NECは2024年2月7日、ソフトウェアに潜む脆弱(ぜいじゃく)性を、実行ファイルのバイナリコードから検出する技術(以下、本技術)を開発したと発表した。ソフトウェアの静的解析による検査の一部を自動化し、「検査効率を40%向上させる」という。
「ビルド環境汚染」にも対応
DX(デジタルトランスフォーメーション)やグローバル化の進展によって、あらゆる業界でサプライチェーンが拡大し、複雑化している。

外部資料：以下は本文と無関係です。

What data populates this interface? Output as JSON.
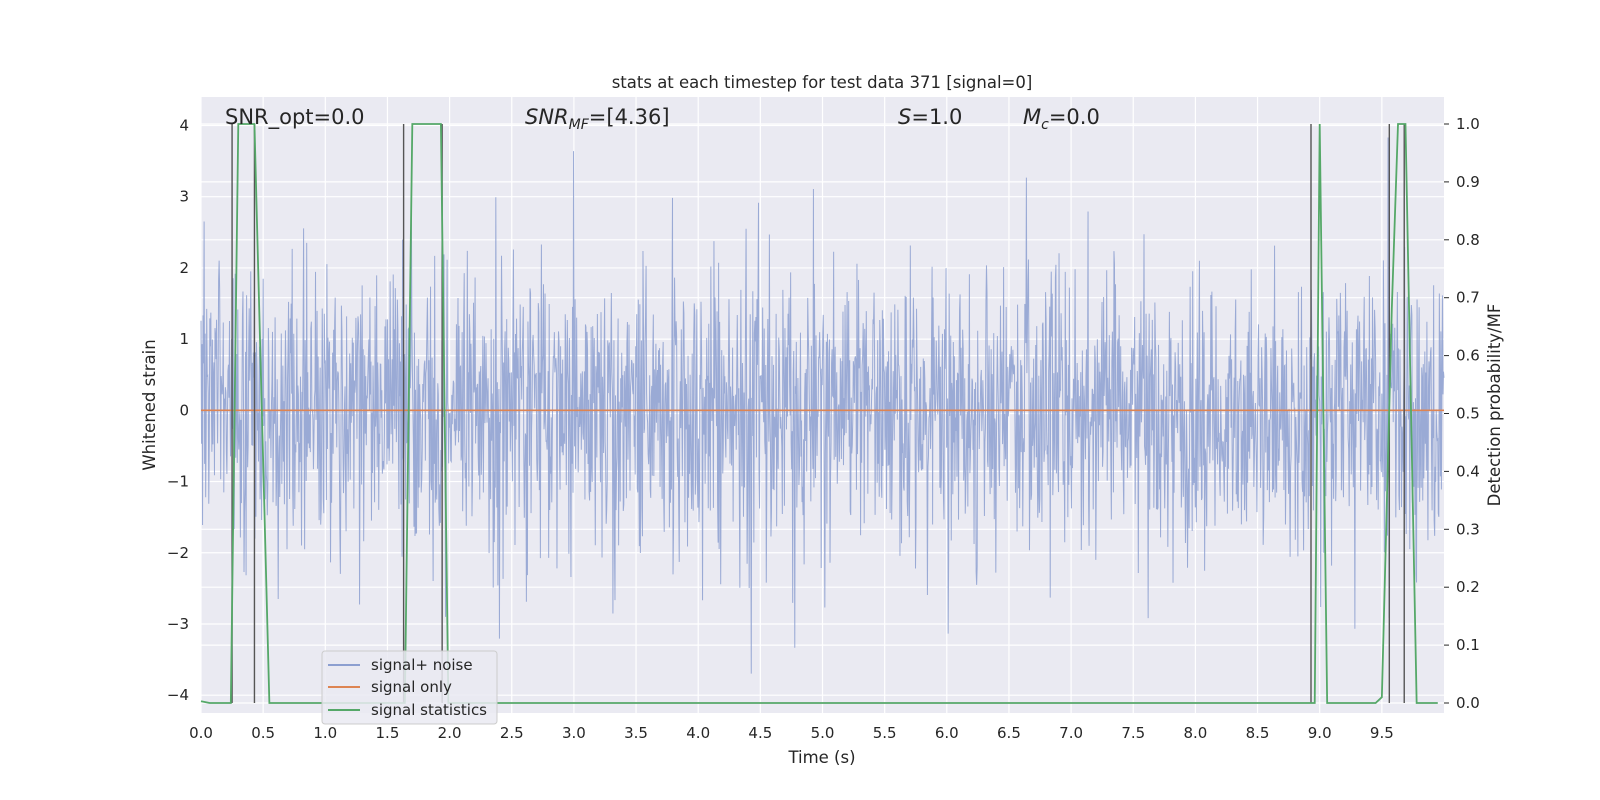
{
  "chart_data": {
    "type": "line",
    "title": "stats at each timestep for test data 371 [signal=0]",
    "xlabel": "Time (s)",
    "ylabel_left": "Whitened strain",
    "ylabel_right": "Detection probability/MF",
    "xlim": [
      0,
      10
    ],
    "ylim_left": [
      -4.25,
      4.4
    ],
    "ylim_right": [
      0,
      1
    ],
    "x_ticks": [
      "0.0",
      "0.5",
      "1.0",
      "1.5",
      "2.0",
      "2.5",
      "3.0",
      "3.5",
      "4.0",
      "4.5",
      "5.0",
      "5.5",
      "6.0",
      "6.5",
      "7.0",
      "7.5",
      "8.0",
      "8.5",
      "9.0",
      "9.5"
    ],
    "y_ticks_left": [
      "4",
      "3",
      "2",
      "1",
      "0",
      "−1",
      "−2",
      "−3",
      "−4"
    ],
    "y_ticks_right": [
      "1.0",
      "0.9",
      "0.8",
      "0.7",
      "0.6",
      "0.5",
      "0.4",
      "0.3",
      "0.2",
      "0.1",
      "0.0"
    ],
    "grid": true,
    "annotations": {
      "snr_opt": "SNR_opt=0.0",
      "snr_mf_prefix": "SNR",
      "snr_mf_sub": "MF",
      "snr_mf_value": "=[4.36]",
      "s_label": "S",
      "s_value": "=1.0",
      "mc_label": "M",
      "mc_sub": "c",
      "mc_value": "=0.0"
    },
    "legend": {
      "placement": "lower-left",
      "entries": [
        {
          "name": "signal+ noise",
          "color": "#8c9fd0"
        },
        {
          "name": "signal only",
          "color": "#dd8452"
        },
        {
          "name": "signal statistics",
          "color": "#55a868"
        }
      ]
    },
    "series": [
      {
        "name": "signal+ noise",
        "color": "#8c9fd0",
        "description_type": "dense noise",
        "amplitude_std": 1.0
      },
      {
        "name": "signal only",
        "color": "#dd8452",
        "x": [
          0,
          10
        ],
        "y": [
          0,
          0
        ]
      },
      {
        "name": "signal statistics",
        "color": "#55a868",
        "x": [
          0.0,
          0.07,
          0.24,
          0.3,
          0.43,
          0.55,
          1.55,
          1.64,
          1.7,
          1.93,
          1.99,
          8.93,
          8.96,
          9.0,
          9.06,
          9.45,
          9.5,
          9.58,
          9.63,
          9.69,
          9.78,
          9.95
        ],
        "y": [
          0.003,
          0.0,
          0.0,
          1.0,
          1.0,
          0.0,
          0.0,
          0.0,
          1.0,
          1.0,
          0.0,
          0.0,
          0.0,
          1.0,
          0.0,
          0.0,
          0.01,
          0.68,
          1.0,
          1.0,
          0.0,
          0.0
        ]
      }
    ],
    "vertical_lines": [
      0.25,
      0.43,
      1.63,
      1.94,
      8.93,
      9.56,
      9.68
    ]
  }
}
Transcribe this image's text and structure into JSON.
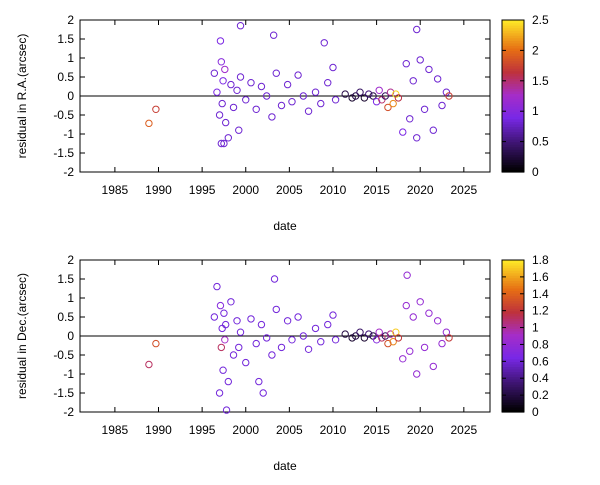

こうした中、サプライチェーン内に混入した脆弱性や不正機能を狙ったサイバー攻撃への懸念が高まっており、サプライチェーンを通じたソフトウェアの安全性確保が課題となっている。
こうした背景もありNECは、セキュリティスペシャリストが顧客のソフトウェアやシステムのセキュリティリスクを評価する「リスクハンティングサービス」を提供している。本技術はそのサービスを強化するものだ。
「静的解析」といえば多くの場合、ソースコードが対象になるが、本技術はバイナリコードを対象にしている。外部から入力されたデータがソフトウェア内のどの処理で使われているかを追跡し、例えば不審な条件分岐があれば「バックドアが仕掛けられている可能性がある」として検出する。
バイナリコードの静的解析は以前から可能だったが、NECによると「専門家による対応が不可欠で、検査者のスキルによって検査品質がばらつきやすかった」という。本技術は検査の一部を自動化することで属人性を排除し、検査品質を確保している。「ビルド環境汚染」(ビルド時に混入する脆弱性や不正機能)の懸念にも対応しており、「ビルド後のバイナリコードを検査するため、ビルド環境に起因する問題を含めて検査可能だ」としている。